Shortly after he took office in 1999, Chávez began jetting to Mideast countries to strengthen ties with leaders like Iraqi dictator Saddam Hussein, whom he embraced in Baghdad as “my brother.” (Hussein was toppled by a U.S. military invasion in 2003 and later hanged for crimes including genocide.) Chávez’s backers insisted he was simply showing solidarity with fellow members of the Organization of Petroleum-Exporting Countries (OPEC) as a means of shoring up oil prices, which were at historic lows at that time and have since reached record highs, thanks in part to Chavez’s OPEC-bolstering efforts. But Chávez was also on a mission to poke the “imperialist” U.S. in the eye by befriending any regime unfriendly to Washington. That included what is today an especially close relationship with Iran and its controversial President, Mahmoud Ahmadinejad.As long as those leaders faced little resistance at home, Chávez faced relatively little criticism for his gushing camaraderie with them – especially since the U.S. maintained its own friendships with the likes of Egyptian thugocrat Hosni Mubarak. As recently as December, when Chávez offered the Miraflores presidential palace in Caracas to Venezuelan families left homeless by flooding, he crowed that he would sleep in a large Bedouin tent that his friend Gaddafi had given him.
But if, rightly, the U.S. now has to answer for its coddling of iron-fisted autocrats like Mubarak, who was forced from power this month by mass protests as angry as they were sudden, Chávez will have to answer not just for excusing but extolling terrorist tyrants like Gaddafi if and when they’re felled by the same popular forces. And two factors will make that situation particularly uncomfortable for Chávez. The first is that while his anti-Israel stances can often be justified – especially when the Israeli military rains artillery down on Palestinian civilians – Venezuela has also grappled with a number of anti-Semitic incidents in recent years, including a 2009 attack on Caracas’ largest synagogue, which involved police officers. Chávez condemned the acts, but many Jews blamed his overheated Israel rhetoric, and his just as ardent support for Israel’s Mideast foes, for creating an atmosphere of intolerance.
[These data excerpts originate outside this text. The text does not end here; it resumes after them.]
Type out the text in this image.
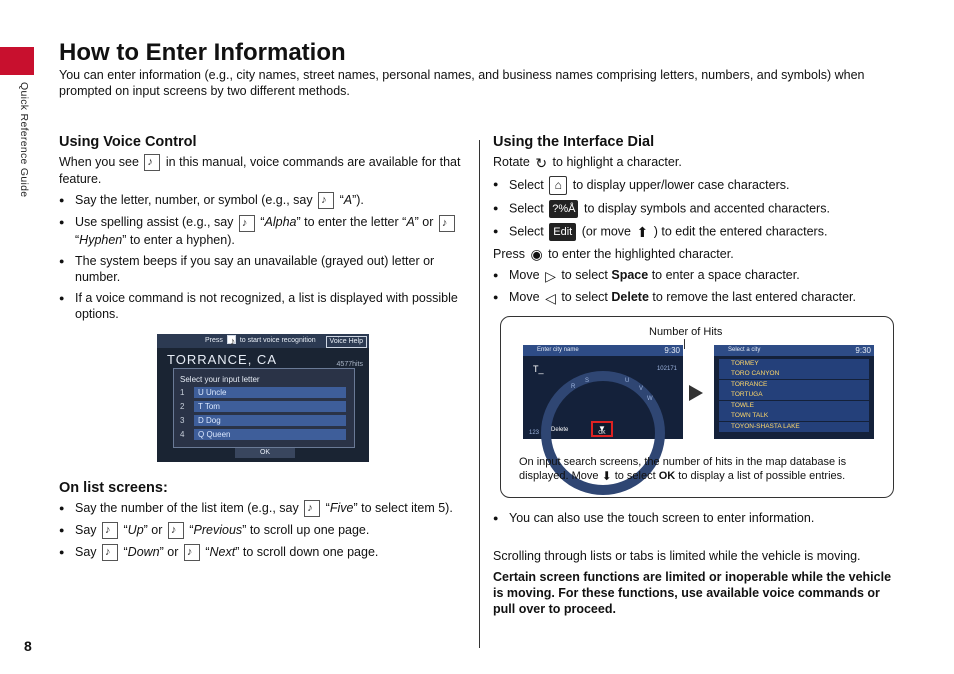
Quick Reference Guide
How to Enter Information

You can enter information (e.g., city names, street names, personal names, and business names comprising letters, numbers, and symbols) when prompted on input screens by two different methods.

Using Voice Control

When you see ♪ in this manual, voice commands are available for that feature.

● Say the letter, number, or symbol (e.g., say ♪ “A”).
● Use spelling assist (e.g., say ♪ “Alpha” to enter the letter “A” or ♪ “Hyphen” to enter a hyphen).
● The system beeps if you say an unavailable (grayed out) letter or number.
● If a voice command is not recognized, a list is displayed with possible options.
Press ♪ to start voice recognition	Voice Help
TORRANCE, CA	4577hits
Select your input letter
1 U Uncle
2 T Tom
3 D Dog
4 Q Queen
OK
On list screens:
● Say the number of the list item (e.g., say ♪ “Five” to select item 5).
● Say ♪ “Up” or ♪ “Previous” to scroll up one page.
● Say ♪ “Down” or ♪ “Next” to scroll down one page.
Using the Interface Dial

Rotate ↻ to highlight a character.

● Select ⌂ to display upper/lower case characters.
● Select ?%Å to display symbols and accented characters.
● Select Edit (or move ⬆ ) to edit the entered characters.

Press ◉ to enter the highlighted character.

● Move ▷ to select Space to enter a space character.
● Move ◁ to select Delete to remove the last entered character.
Number of Hits
Enter city name	9:30
T_	102171
R
S	U
V
W
123 Delete	▼ OK
Select a city	9:30
TORMEY
TORO CANYON
TORRANCE
TORTUGA
TOWLE
TOWN TALK
TOYON-SHASTA LAKE
On input search screens, the number of hits in the map database is displayed. Move ⬇ to select OK to display a list of possible entries.
● You can also use the touch screen to enter information.

Scrolling through lists or tabs is limited while the vehicle is moving.

Certain screen functions are limited or inoperable while the vehicle is moving. For these functions, use available voice commands or pull over to proceed.

8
The second involves growing questions about Chávez’s own democratic bona fides. On the one hand, he’s a democratically elected President who, despite hyperbole from opponents and Washington alike, has hardly suppressed free expression and other human rights the way real dictators do. But he certainly flirts with authoritarian rule, witnessed by the decree powers he had his rubber-stamp National Assembly grant him last year to help him circumvent a more opposition-laden legislature that was seated in January. As the Mideast unrest keeps exposing Chávez amigos like Gaddafi, Ahmadinejad and Syrian President Bashar al-Assad – and as the world realizes how little he’s tried to prod them toward democratic reform, which the U.S. can at least say it did with Mubarak – Chávez may have to worry about their dark reputations now rubbing off on him. (Nicaraguan President Daniel Ortega, a leftist Chavez ally who says he phoned Gaddafi on Tuesday to express his “solidarity” with the Libyan leader, could face similar p.r. problems.)
The U.S. long argued that it had to be friendly with the likes of Mubarak to preserve its interests – which included its hegemony. Chávez gratuitously sought out the likes of Gaddafi to promote his overriding interest – thwarting that hegemony. But just like the U.S., he may be about to learn that making the enemy of your enemy your friend can have unfriendly consequences.